Transferts de compétences et de tâches ?
Les discussions actuelles en Espagne pour permettre au personnel infirmier de prescrire certains médicaments peuvent-elles contribuer à solutionner le manque de médecins ? «S'il manque des médecins, il faut les former et les engager», commente pour « le Quotidien » le Dr Francisco Toquero, vice-secrétaire général de l'Organisation médicale collégiale (OMC), avant d'ajouter : «Il faut rendre plus attractifs les postes de travail, notamment pour les femmes; car aujourd'hui, en première année de médecine, près de 75% des étudiants sont des femmes. Mais qu'on ne nous parle pas de partager notre travail avec le personnel infirmier.»
Pour le conseil général des infirmiers en Espagne, le problème ne se pose pas en ces termes. «Depuis l'approbation en juillet 2006 de la loi sur les garanties et l'usage rationnel des médicaments, les infirmiers espagnols qui, dans des circonstances bien délimitées, étaient amenés à prescrire certains médicaments sans en référer au médecin, travaillent d'une certaine manière dans l'illégalité», affirme pour sa part Maximo Gonzalez Jurado, président du conseil général des infirmiers et professeur à l'université Complutense de Madrid. «Cette loi stipule en effet que seuls les médecins et les odontologues ont le droit de prescrire. Avant juillet 2006, rien n'était clairement exprimé, et le personnel infirmier prescrivait pour ainsi dire dans l'illégalité.

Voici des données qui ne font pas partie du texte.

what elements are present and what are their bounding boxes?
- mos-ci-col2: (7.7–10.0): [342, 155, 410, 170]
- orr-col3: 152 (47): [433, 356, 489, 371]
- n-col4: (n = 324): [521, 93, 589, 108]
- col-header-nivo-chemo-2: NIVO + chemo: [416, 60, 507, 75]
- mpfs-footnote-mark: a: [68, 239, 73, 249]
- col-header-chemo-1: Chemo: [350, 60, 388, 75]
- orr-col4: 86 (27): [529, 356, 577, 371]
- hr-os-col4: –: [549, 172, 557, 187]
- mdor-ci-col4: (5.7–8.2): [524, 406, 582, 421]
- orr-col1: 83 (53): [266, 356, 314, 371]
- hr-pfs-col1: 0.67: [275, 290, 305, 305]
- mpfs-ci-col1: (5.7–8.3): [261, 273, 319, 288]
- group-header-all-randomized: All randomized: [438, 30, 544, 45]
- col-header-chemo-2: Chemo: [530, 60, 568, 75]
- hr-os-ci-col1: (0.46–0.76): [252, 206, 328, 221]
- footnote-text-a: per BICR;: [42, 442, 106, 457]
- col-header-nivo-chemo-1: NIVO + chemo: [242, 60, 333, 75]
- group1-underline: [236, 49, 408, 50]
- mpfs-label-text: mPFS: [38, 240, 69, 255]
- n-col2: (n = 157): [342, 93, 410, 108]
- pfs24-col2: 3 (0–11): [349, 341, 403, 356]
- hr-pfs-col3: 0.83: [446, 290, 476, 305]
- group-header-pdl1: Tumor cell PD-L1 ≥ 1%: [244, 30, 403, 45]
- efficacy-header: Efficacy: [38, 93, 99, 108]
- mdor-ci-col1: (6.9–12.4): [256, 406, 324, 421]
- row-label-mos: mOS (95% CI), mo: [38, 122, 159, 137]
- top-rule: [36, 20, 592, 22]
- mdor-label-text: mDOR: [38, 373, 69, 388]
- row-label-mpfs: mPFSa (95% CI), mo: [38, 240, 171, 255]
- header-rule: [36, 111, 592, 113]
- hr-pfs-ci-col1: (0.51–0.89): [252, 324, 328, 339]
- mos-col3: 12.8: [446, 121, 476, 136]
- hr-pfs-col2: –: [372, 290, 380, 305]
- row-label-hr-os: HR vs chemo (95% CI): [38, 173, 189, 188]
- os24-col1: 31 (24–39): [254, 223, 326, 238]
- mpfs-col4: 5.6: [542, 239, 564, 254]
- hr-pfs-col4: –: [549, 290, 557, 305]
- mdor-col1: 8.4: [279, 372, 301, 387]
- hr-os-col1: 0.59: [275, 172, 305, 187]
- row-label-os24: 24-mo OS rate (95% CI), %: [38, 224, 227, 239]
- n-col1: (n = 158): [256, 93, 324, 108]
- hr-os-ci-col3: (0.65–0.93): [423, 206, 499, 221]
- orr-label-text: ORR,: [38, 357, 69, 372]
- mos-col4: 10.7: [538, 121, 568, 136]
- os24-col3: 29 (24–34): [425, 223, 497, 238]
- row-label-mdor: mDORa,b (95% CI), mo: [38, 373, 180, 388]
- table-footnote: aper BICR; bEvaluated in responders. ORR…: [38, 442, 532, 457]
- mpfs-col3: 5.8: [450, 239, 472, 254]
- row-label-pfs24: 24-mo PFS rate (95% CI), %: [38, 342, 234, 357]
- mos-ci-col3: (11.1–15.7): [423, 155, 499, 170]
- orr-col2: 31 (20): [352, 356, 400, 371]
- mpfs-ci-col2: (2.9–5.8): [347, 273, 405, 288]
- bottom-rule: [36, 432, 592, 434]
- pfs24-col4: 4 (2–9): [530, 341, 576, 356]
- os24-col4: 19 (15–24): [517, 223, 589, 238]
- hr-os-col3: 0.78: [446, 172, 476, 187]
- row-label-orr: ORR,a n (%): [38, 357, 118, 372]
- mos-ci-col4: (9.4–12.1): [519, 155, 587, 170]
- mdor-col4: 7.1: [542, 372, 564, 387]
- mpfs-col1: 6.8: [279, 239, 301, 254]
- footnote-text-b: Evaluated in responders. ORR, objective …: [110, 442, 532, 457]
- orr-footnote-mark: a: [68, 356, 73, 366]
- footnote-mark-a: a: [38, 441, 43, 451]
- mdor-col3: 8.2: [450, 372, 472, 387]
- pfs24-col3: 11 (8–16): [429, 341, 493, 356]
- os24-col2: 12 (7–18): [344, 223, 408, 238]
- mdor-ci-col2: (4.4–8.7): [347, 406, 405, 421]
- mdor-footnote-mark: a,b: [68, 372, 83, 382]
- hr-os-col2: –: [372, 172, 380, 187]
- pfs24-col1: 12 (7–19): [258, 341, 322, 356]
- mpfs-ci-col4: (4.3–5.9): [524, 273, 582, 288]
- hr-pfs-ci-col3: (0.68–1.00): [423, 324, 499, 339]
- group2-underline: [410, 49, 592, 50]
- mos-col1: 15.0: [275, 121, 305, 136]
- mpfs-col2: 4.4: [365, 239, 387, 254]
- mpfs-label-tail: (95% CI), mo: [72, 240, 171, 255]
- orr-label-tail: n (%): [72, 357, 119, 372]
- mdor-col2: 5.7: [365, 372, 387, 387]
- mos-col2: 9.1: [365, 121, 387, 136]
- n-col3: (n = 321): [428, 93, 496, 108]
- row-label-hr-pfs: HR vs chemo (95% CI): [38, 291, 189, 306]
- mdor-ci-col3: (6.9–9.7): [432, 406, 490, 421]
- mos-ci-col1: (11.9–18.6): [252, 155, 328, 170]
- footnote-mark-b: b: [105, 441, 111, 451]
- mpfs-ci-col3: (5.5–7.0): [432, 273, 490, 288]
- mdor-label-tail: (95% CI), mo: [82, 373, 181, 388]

Le ministre de la Santé nous a reçus, le 26mai dernier, et nous sommes en train de définir précisément avec nos collègues médecins quarante-cinq situations cliniques où l'infirmier pourra prescrire un médicament», conclut Maximo Gonzalez Jurado, qui rappelle enfin que les professions de médecin et d'infirmier sont complémentaires.